The Donnelly camp was established through a $100,000 endowment from the Moyer Foundation and the support of local businesses, community organizations and volunteers, according to Amy Zimerman, executive director of the camp.

"As a partner with the Moyer Foundation, we were challenged to raise $75,000 in an 18-month period. Because of a large support base in the Treasure Valley, the camp not only raised the funds but was the first camp in the Moyer Foundation to complete the challenge grant," she said

It costs between $250 and $300 for each child who attends camp, but because of the grant, all campers attend free, a welcome blessing for families already struggling with grief.

Zimerman said campers come from a wide range of situations and all react differently to death, depending on their relationship with the person who died. Sometimes siblings attend camp together, which can be very helpful for a family whose entire dynamics have turned topsy-turvy, Zimerman said.

"The children have lost the normalcy of their lives. We provide them with a safe place to talk with people who understand," she said. Camp counselors keep kids involved in a number of recreational activities to help them "blow off energy." Arts and crafts, letter writing, and special journaling projects are also included to help children express their feelings.

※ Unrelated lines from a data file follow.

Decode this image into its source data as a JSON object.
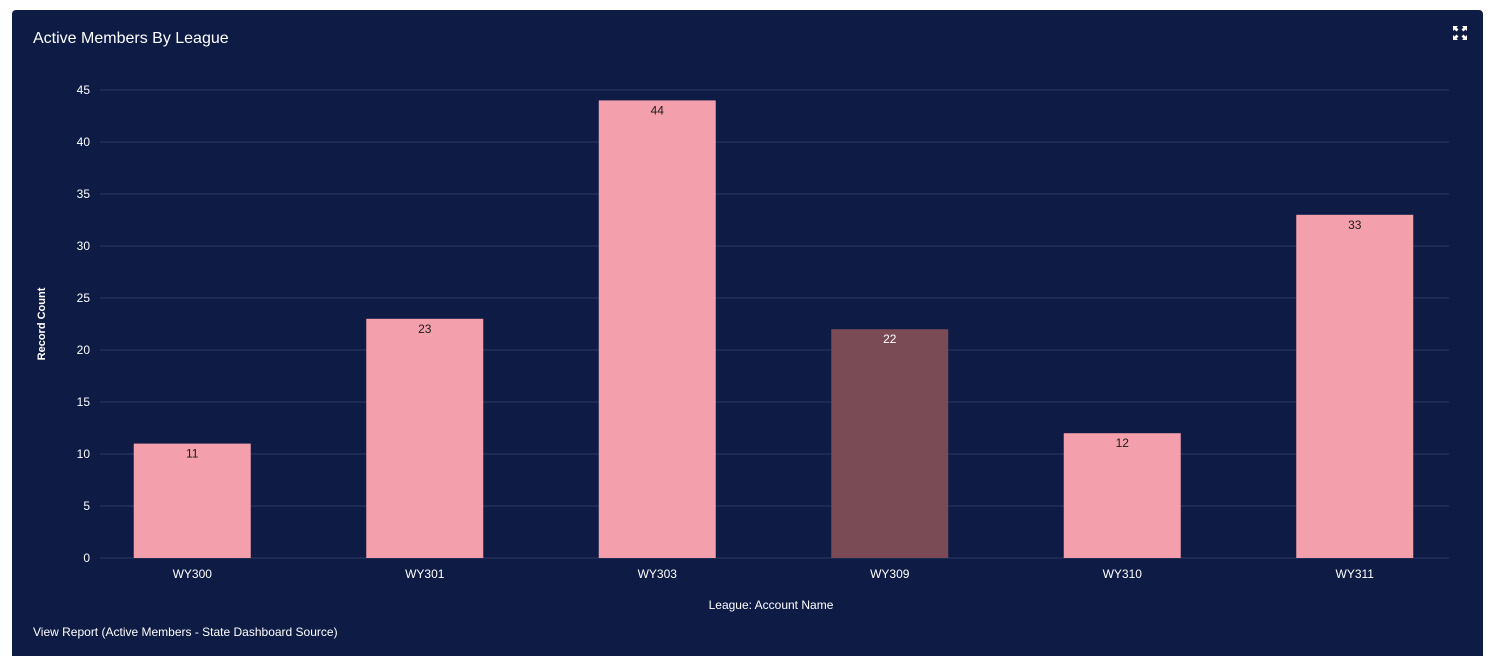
{
  "panel": {
    "title": "Active Members By League",
    "expand_icon": "expand-arrows-icon",
    "view_report_label": "View Report (Active Members - State Dashboard Source)"
  },
  "colors": {
    "background": "#0d1b45",
    "bar": "#f4a0ac",
    "bar_highlight": "#7a4a55",
    "gridline": "#2a3a63",
    "text": "#ffffff",
    "data_label": "#1a1a1a"
  },
  "chart_data": {
    "type": "bar",
    "title": "Active Members By League",
    "xlabel": "League: Account Name",
    "ylabel": "Record Count",
    "categories": [
      "WY300",
      "WY301",
      "WY303",
      "WY309",
      "WY310",
      "WY311"
    ],
    "values": [
      11,
      23,
      44,
      22,
      12,
      33
    ],
    "highlighted_category": "WY309",
    "ylim": [
      0,
      45
    ],
    "yticks": [
      0,
      5,
      10,
      15,
      20,
      25,
      30,
      35,
      40,
      45
    ],
    "grid": true,
    "data_labels": true,
    "legend": "none"
  }
}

"We let them know that it's OK to feel anger, sadness and even happiness," Zimerman noted.

Many of the volunteers working at Camp Erin also have lost loved ones and have expressed to Zimerman how they wished they had had a Camp Erin during their grieving process.

Society's general approach to death is not to talk too much about it. But, with death now being a part of these kids' lives, Camp Erin can give them the framework to work through the scariness of it all.

"It's a wonderful atmosphere with great peer-to-peer bonding," Zimerman said. And the best part, she said, is that kids in need of support can come back to Camp Erin as many times as they want.